# a couple i drawed up earlier



## gamekeeper john (Apr 11, 2011)

heres a couple of designs i drawed up earlier, bot have 2 finger grooves on the forks for your thumb and finger, both have 2 finger grooves on the handle which allow you to realy wrap your fingers around the handle for a very nice grip, one has a pinky hole and the other has what looks like a fish tale on the end, the fish tale one feels the same has a pinky hole because you can wrap your pinky round it,
anyway here are the pics : i havn't made any of them yet so i'm relying on you guys to tell me if they are any good lol, if there seems a lot of interest in them i might bring them out, many thanks -- gamekeeper john


----------



## gamekeeper john (Apr 11, 2011)

.


----------



## SoccerSora94 (Jul 26, 2011)

Wow. Looks amazing! Hahah looks exactly like what I was lookin for. Cant wait for you to make it!!!! (haha if you want make it into the "kiddish" styles and put flames and what not on it) Or just make it normal, It will still look amazing! Great job!!


----------



## kobe23 (Jun 28, 2010)

Hi John,

I see the fork-like new design. Very practical if metal casted, the part you removed would reduce significant amount of weight.

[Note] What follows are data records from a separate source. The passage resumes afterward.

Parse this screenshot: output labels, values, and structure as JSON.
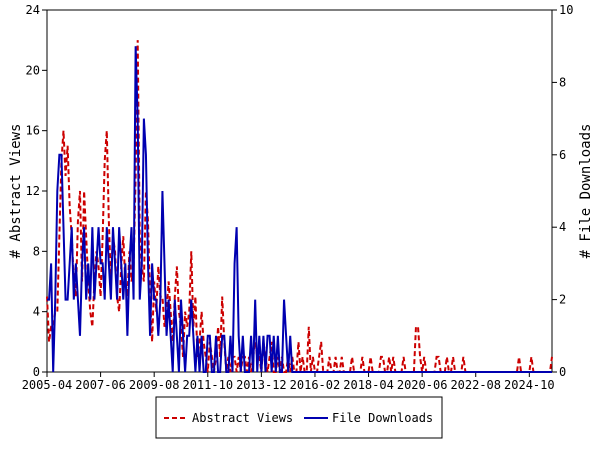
{
  "chart_data": {
    "type": "line",
    "ylabel": "# Abstract Views",
    "y2label": "# File Downloads",
    "x": [
      "2005-04",
      "2005-05",
      "2005-06",
      "2005-07",
      "2005-08",
      "2005-09",
      "2005-10",
      "2005-11",
      "2005-12",
      "2006-01",
      "2006-02",
      "2006-03",
      "2006-04",
      "2006-05",
      "2006-06",
      "2006-07",
      "2006-08",
      "2006-09",
      "2006-10",
      "2006-11",
      "2006-12",
      "2007-01",
      "2007-02",
      "2007-03",
      "2007-04",
      "2007-05",
      "2007-06",
      "2007-07",
      "2007-08",
      "2007-09",
      "2007-10",
      "2007-11",
      "2007-12",
      "2008-01",
      "2008-02",
      "2008-03",
      "2008-04",
      "2008-05",
      "2008-06",
      "2008-07",
      "2008-08",
      "2008-09",
      "2008-10",
      "2008-11",
      "2008-12",
      "2009-01",
      "2009-02",
      "2009-03",
      "2009-04",
      "2009-05",
      "2009-06",
      "2009-07",
      "2009-08",
      "2009-09",
      "2009-10",
      "2009-11",
      "2009-12",
      "2010-01",
      "2010-02",
      "2010-03",
      "2010-04",
      "2010-05",
      "2010-06",
      "2010-07",
      "2010-08",
      "2010-09",
      "2010-10",
      "2010-11",
      "2010-12",
      "2011-01",
      "2011-02",
      "2011-03",
      "2011-04",
      "2011-05",
      "2011-06",
      "2011-07",
      "2011-08",
      "2011-09",
      "2011-10",
      "2011-11",
      "2011-12",
      "2012-01",
      "2012-02",
      "2012-03",
      "2012-04",
      "2012-05",
      "2012-06",
      "2012-07",
      "2012-08",
      "2012-09",
      "2012-10",
      "2012-11",
      "2012-12",
      "2013-01",
      "2013-02",
      "2013-03",
      "2013-04",
      "2013-05",
      "2013-06",
      "2013-07",
      "2013-08",
      "2013-09",
      "2013-10",
      "2013-11",
      "2013-12",
      "2014-01",
      "2014-02",
      "2014-03",
      "2014-04",
      "2014-05",
      "2014-06",
      "2014-07",
      "2014-08",
      "2014-09",
      "2014-10",
      "2014-11",
      "2014-12",
      "2015-01",
      "2015-02",
      "2015-03",
      "2015-04",
      "2015-05",
      "2015-06",
      "2015-07",
      "2015-08",
      "2015-09",
      "2015-10",
      "2015-11",
      "2015-12",
      "2016-01",
      "2016-02",
      "2016-03",
      "2016-04",
      "2016-05",
      "2016-06",
      "2016-07",
      "2016-08",
      "2016-09",
      "2016-10",
      "2016-11",
      "2016-12",
      "2017-01",
      "2017-02",
      "2017-03",
      "2017-04",
      "2017-05",
      "2017-06",
      "2017-07",
      "2017-08",
      "2017-09",
      "2017-10",
      "2017-11",
      "2017-12",
      "2018-01",
      "2018-02",
      "2018-03",
      "2018-04",
      "2018-05",
      "2018-06",
      "2018-07",
      "2018-08",
      "2018-09",
      "2018-10",
      "2018-11",
      "2018-12",
      "2019-01",
      "2019-02",
      "2019-03",
      "2019-04",
      "2019-05",
      "2019-06",
      "2019-07",
      "2019-08",
      "2019-09",
      "2019-10",
      "2019-11",
      "2019-12",
      "2020-01",
      "2020-02",
      "2020-03",
      "2020-04",
      "2020-05",
      "2020-06",
      "2020-07",
      "2020-08",
      "2020-09",
      "2020-10",
      "2020-11",
      "2020-12",
      "2021-01",
      "2021-02",
      "2021-03",
      "2021-04",
      "2021-05",
      "2021-06",
      "2021-07",
      "2021-08",
      "2021-09",
      "2021-10",
      "2021-11",
      "2021-12",
      "2022-01",
      "2022-02",
      "2022-03",
      "2022-04",
      "2022-05",
      "2022-06",
      "2022-07",
      "2022-08",
      "2022-09",
      "2022-10",
      "2022-11",
      "2022-12",
      "2023-01",
      "2023-02",
      "2023-03",
      "2023-04",
      "2023-05",
      "2023-06",
      "2023-07",
      "2023-08",
      "2023-09",
      "2023-10",
      "2023-11",
      "2023-12",
      "2024-01",
      "2024-02",
      "2024-03",
      "2024-04",
      "2024-05",
      "2024-06",
      "2024-07",
      "2024-08",
      "2024-09",
      "2024-10",
      "2024-11",
      "2024-12",
      "2025-01",
      "2025-02",
      "2025-03",
      "2025-04",
      "2025-05",
      "2025-06",
      "2025-07",
      "2025-08",
      "2025-09"
    ],
    "xticks": [
      "2005-04",
      "2007-06",
      "2009-08",
      "2011-10",
      "2013-12",
      "2016-02",
      "2018-04",
      "2020-06",
      "2022-08",
      "2024-10"
    ],
    "ylim": [
      0,
      24
    ],
    "yticks": [
      0,
      4,
      8,
      12,
      16,
      20,
      24
    ],
    "y2lim": [
      0,
      10
    ],
    "y2ticks": [
      0,
      2,
      4,
      6,
      8,
      10
    ],
    "series": [
      {
        "name": "Abstract Views",
        "color": "#cc0000",
        "dash": true,
        "values": [
          5,
          2,
          3,
          3,
          4,
          4,
          9,
          14,
          16,
          13,
          15,
          11,
          9,
          6,
          5,
          10,
          12,
          6,
          12,
          9,
          6,
          4,
          3,
          6,
          8,
          7,
          5,
          9,
          14,
          16,
          10,
          6,
          9,
          8,
          5,
          4,
          7,
          9,
          6,
          5,
          8,
          6,
          7,
          13,
          22,
          9,
          7,
          6,
          12,
          10,
          5,
          2,
          6,
          4,
          7,
          5,
          5,
          3,
          4,
          6,
          4,
          2,
          5,
          7,
          4,
          3,
          1,
          4,
          3,
          4,
          8,
          3,
          5,
          1,
          2,
          4,
          2,
          1,
          0,
          2,
          1,
          0,
          1,
          3,
          1,
          5,
          2,
          0,
          1,
          0,
          1,
          1,
          0,
          1,
          0,
          1,
          1,
          0,
          1,
          0,
          1,
          2,
          1,
          1,
          0,
          2,
          1,
          0,
          1,
          2,
          0,
          0,
          1,
          0,
          1,
          0,
          0,
          1,
          0,
          1,
          0,
          0,
          2,
          0,
          1,
          0,
          0,
          3,
          0,
          1,
          0,
          0,
          1,
          2,
          0,
          0,
          0,
          1,
          0,
          0,
          1,
          0,
          0,
          1,
          0,
          0,
          0,
          0,
          1,
          0,
          0,
          0,
          0,
          1,
          0,
          0,
          0,
          1,
          0,
          0,
          0,
          0,
          1,
          1,
          0,
          0,
          1,
          0,
          1,
          0,
          0,
          0,
          0,
          1,
          0,
          0,
          0,
          0,
          0,
          3,
          3,
          1,
          0,
          1,
          0,
          0,
          0,
          0,
          0,
          1,
          1,
          0,
          0,
          0,
          1,
          0,
          0,
          1,
          0,
          0,
          0,
          0,
          1,
          0,
          0,
          0,
          0,
          0,
          0,
          0,
          0,
          0,
          0,
          0,
          0,
          0,
          0,
          0,
          0,
          0,
          0,
          0,
          0,
          0,
          0,
          0,
          0,
          0,
          0,
          1,
          0,
          0,
          0,
          0,
          0,
          1,
          0,
          0,
          0,
          0,
          0,
          0,
          0,
          0,
          0,
          1
        ]
      },
      {
        "name": "File Downloads",
        "color": "#0000b0",
        "axis": "y2",
        "values": [
          2,
          2,
          3,
          0,
          2,
          5,
          6,
          6,
          4,
          2,
          2,
          3,
          4,
          2,
          3,
          2,
          1,
          3,
          4,
          2,
          3,
          2,
          4,
          2,
          3,
          4,
          3,
          3,
          2,
          4,
          3,
          2,
          4,
          3,
          2,
          4,
          3,
          2,
          3,
          1,
          3,
          4,
          2,
          9,
          7,
          2,
          3,
          7,
          6,
          3,
          1,
          3,
          2,
          2,
          1,
          2,
          5,
          3,
          1,
          2,
          1,
          0,
          2,
          1,
          0,
          2,
          1,
          0,
          1,
          1,
          2,
          1,
          0,
          1,
          0,
          1,
          0,
          0,
          1,
          1,
          0,
          0,
          1,
          0,
          0,
          1,
          1,
          0,
          0,
          1,
          0,
          3,
          4,
          1,
          0,
          1,
          0,
          0,
          0,
          1,
          0,
          2,
          0,
          1,
          0,
          1,
          0,
          1,
          1,
          0,
          1,
          0,
          1,
          0,
          0,
          2,
          1,
          0,
          1,
          0,
          0,
          0,
          0,
          0,
          0,
          0,
          0,
          0,
          0,
          0,
          0,
          0,
          0,
          0,
          0,
          0,
          0,
          0,
          0,
          0,
          0,
          0,
          0,
          0,
          0,
          0,
          0,
          0,
          0,
          0,
          0,
          0,
          0,
          0,
          0,
          0,
          0,
          0,
          0,
          0,
          0,
          0,
          0,
          0,
          0,
          0,
          0,
          0,
          0,
          0,
          0,
          0,
          0,
          0,
          0,
          0,
          0,
          0,
          0,
          0,
          0,
          0,
          0,
          0,
          0,
          0,
          0,
          0,
          0,
          0,
          0,
          0,
          0,
          0,
          0,
          0,
          0,
          0,
          0,
          0,
          0,
          0,
          0,
          0,
          0,
          0,
          0,
          0,
          0,
          0,
          0,
          0,
          0,
          0,
          0,
          0,
          0,
          0,
          0,
          0,
          0,
          0,
          0,
          0,
          0,
          0,
          0,
          0,
          0,
          0,
          0,
          0,
          0,
          0,
          0,
          0,
          0,
          0,
          0,
          0,
          0,
          0,
          0,
          0,
          0,
          0
        ]
      }
    ]
  }
}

With plywood the weight removed would be quite insignificant.

Just some opinions =)


----------



## mckee (Oct 28, 2010)

For god sake back to the drawing board lol kinda like mine hehe well ill pm u tommorrow when im home to what u think


----------



## gamekeeper john (Apr 11, 2011)

mckee said:


> For god sake back to the drawing board lol kinda like mine hehe well ill pm u tommorrow when im home to what u think


mckee you can have them designs if you want them, i probaly wont ever use them lol, do what you want with them, even sell them if you want lol, john


----------



## Dayhiker (Mar 13, 2010)

John, I'll be cutting out that split-tail one tonight. Thanks. Will post when it's done.


----------



## gamekeeper john (Apr 11, 2011)

Dayhiker said:


> John, I'll be cutting out that split-tail one tonight. Thanks. Will post when it's done.


thats great DH, i havn't made any of them yet so i'm not to sure how they will feel, i look forwawd to seeing it, john


----------



## As8MaN (Mar 6, 2011)

Hello John,

Thanks for sharing ur awesome designs with us







...

So far i've only made 2 slingshot,, and i dont have many tools (like most of u guys do..)..

I would like to know how i can make this pinky hole plz, if u could upload a short vid that explains how to do it right, i would be very happy.

Keep in mind that i dont have all those crazy electric machines..

Thanks alot, again









EDIT : Atom has already explained to me how to do the pinky hole, so im fine in this case







..


----------



## Dayhiker (Mar 13, 2010)

There's mine, John. Measurements are correct, too. Not a bad shooter, rather nice in fact. Thanks.


----------